El carnaval de San Juan durante la década de 1910 era en una actividad muy reglamentada con gran anticipación, lo que le restaba espontaneidad. De otra parte, el despliegue de seguridad de representantes y oficiales del orden público procuraba evitar incidentes violentos y “fuera de orden”. Esto no siempre pudo cumplirse a cabalidad. En más de una ocasión se perpetraron actos delictivos en los zaguanes y callejones capitalinos, reyertas, alborotos y escaramuzas que el control policial no lograba atajar a tiempo.
En síntesis, el Carnaval de San Juan en la década de 1910 se nos presenta como un evento que involucra unas enrevesadas relaciones de clase, raza y género que invitan a una revisión y una reflexión más profundas en torno a la complejidad de las dinámicas sociales, económicas y patriarcales capitalinas. Ese examen debe despojarse de la evocación nostálgica de los fastuosos “bailes de sociedad” y los “desfiles de carrozas” que enmascaran las divisiones de una sociedad altamente jerárquica y patriarcal con insoslayables contrastes y antagonismos de clase, raza y género.
Esta es una colaboración entre 80grados+ y la Academia Puertorriqueña de la Historia
en un afán compartido de estimular el debate plural y crítico sobre los procesos
que constituyen nuestra historia.
[1] Raquel Brailowsky, “El carnaval en las sociedades hispánicas del Caribe”, Revista Huellas ; No.39 (1993) p.13-26.
[2] Irune del Rio Gabiola, “Civilizando el carnaval: La retórica del progreso en las obras de Lola Rodríguez de Tió”, Hispania Vol.97, No.3 (septembre 2014), pp. 477-484.
[3] El Mundo, domingo 23 de marzo de 1937, p. 10.
[4] Michel de Certeau, La fábula mística (siglos XVI-XVII). Madrid, Ediciones Siruela, S.A., 2006, p. 24; Roger Chartier, Entre poder y placer. Cultura escrita y literatura en la Edad Moderna. Madrid, Cátedra, 2000, pp. 199-217.

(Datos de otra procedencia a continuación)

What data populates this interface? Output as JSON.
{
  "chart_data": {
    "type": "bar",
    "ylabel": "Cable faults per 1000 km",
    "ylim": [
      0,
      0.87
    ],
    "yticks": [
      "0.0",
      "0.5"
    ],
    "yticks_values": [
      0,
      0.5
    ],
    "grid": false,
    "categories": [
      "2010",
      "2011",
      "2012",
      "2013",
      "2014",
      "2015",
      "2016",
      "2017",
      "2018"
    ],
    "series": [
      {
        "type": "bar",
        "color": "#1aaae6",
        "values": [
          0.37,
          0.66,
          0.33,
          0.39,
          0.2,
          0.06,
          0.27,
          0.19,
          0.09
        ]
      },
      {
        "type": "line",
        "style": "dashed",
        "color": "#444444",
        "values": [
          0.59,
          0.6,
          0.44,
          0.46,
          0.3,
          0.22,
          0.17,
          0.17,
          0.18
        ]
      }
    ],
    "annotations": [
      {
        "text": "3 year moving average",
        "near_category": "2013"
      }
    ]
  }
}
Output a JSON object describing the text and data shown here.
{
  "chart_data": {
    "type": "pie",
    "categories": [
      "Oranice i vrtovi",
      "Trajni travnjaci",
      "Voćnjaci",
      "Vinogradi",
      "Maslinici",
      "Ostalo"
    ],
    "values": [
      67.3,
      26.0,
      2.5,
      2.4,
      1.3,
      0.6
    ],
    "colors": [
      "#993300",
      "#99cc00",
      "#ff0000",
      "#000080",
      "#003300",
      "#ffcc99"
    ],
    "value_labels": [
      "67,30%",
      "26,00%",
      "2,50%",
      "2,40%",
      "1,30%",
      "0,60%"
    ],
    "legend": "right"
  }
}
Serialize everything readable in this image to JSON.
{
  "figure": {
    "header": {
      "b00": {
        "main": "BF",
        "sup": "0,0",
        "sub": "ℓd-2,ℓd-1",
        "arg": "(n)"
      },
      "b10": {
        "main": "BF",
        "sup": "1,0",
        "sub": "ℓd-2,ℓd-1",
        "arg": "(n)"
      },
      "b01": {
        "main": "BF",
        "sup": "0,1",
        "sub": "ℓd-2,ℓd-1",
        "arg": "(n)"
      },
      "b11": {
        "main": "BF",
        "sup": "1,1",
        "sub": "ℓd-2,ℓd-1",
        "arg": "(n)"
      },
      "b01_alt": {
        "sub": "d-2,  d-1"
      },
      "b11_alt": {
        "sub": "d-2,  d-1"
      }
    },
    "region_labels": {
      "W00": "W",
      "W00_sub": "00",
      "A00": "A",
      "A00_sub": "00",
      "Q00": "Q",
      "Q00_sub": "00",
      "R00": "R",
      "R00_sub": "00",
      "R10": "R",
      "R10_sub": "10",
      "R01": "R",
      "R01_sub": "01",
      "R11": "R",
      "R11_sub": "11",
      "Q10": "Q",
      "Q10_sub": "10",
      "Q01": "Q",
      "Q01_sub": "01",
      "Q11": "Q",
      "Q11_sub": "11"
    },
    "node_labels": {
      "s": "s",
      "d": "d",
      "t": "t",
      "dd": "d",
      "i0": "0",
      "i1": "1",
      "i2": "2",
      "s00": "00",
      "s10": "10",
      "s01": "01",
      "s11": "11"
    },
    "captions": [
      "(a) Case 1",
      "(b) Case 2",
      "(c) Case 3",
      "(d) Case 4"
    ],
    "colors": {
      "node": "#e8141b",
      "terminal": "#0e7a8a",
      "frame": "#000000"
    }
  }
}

[5] Jorge Rigau Pérez, “Caridad, nacionalismo y colonialismo: los orígenes de la Cruz Roja en Puerto Rico, 1893-1917.” Historia y Sociedad, Año 6, 1993, pp. 55-56.
[6] Max Gluckman, Essays on the Ritual of Social Relations. Manchester University Press, 1966.
[7] Mikhail Bakthin, Rabelais and His World. Bloomington, IN: Indiana University Press, 1984, pp. 303–436.
[8] Natalie Zemon Davis, “The Reasons of Misrule”, Society and Culture in Early Modern France: Eight Essays, Fall 2008.